Trixie and I sit there, drinking coffee.  I tap my pen against the table, a page of words not yet written down staring up at me.  Their blankness overwhelming.  She knits quickly, looking at each stitch as it forms on the needle.  She is a star, at least in her own right, but then again, I suppose I am as well.  In a much, much quieter way.

We both at this moment, are facing the same decision, as friends will often end up doing, despite so many differences in our lives.   We are both crazy.  Both bipolar.  Both up against the decision to self-destruct or submit to the medication our doctors have suggested.

Seems like an easy decision, yes?  Live or not?

But we have lived our lives creatively, and the choice is not just medication or death.  The choice is uncertainty or certainty.  Manic state creativity, that desire, that fire, has gotten me through more than one bout of writer’s block.  It has given me what I need to write that scene.  Make that deal.  Have the unnatural confidence in myself to kick some ass.
It’s probably true for Trixie as well.

And we look at it now as choosing to be well, but numbed, but alive for a long time; or sick, but sometimes vibrant, and burnt out or dead too soon.

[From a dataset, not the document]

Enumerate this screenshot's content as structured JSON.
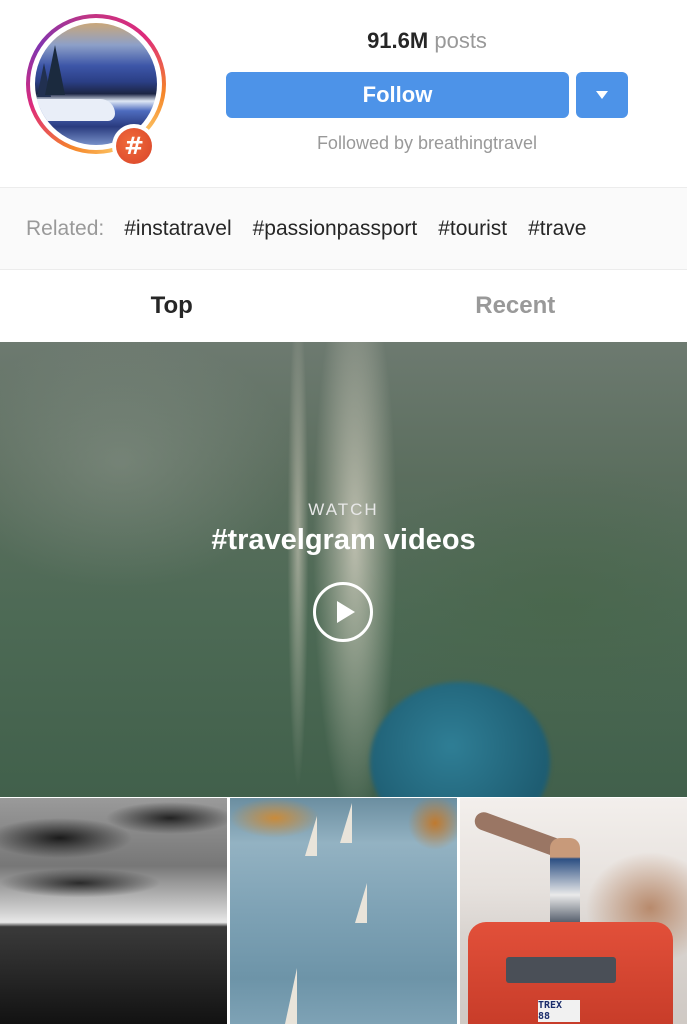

We don’t want to choose, so I stare at the blank page, she knits slowly each stitch, until we realize that the brightness of this change obscures the look past this stage.  We cannot be if we try to look too far into the darkness, and see the overwhelming number of choices staring us down, waiting for us to falter a step, miss a chord, forget a line.

A part of this success will be to realize we are broken, and to take the steps to fix it.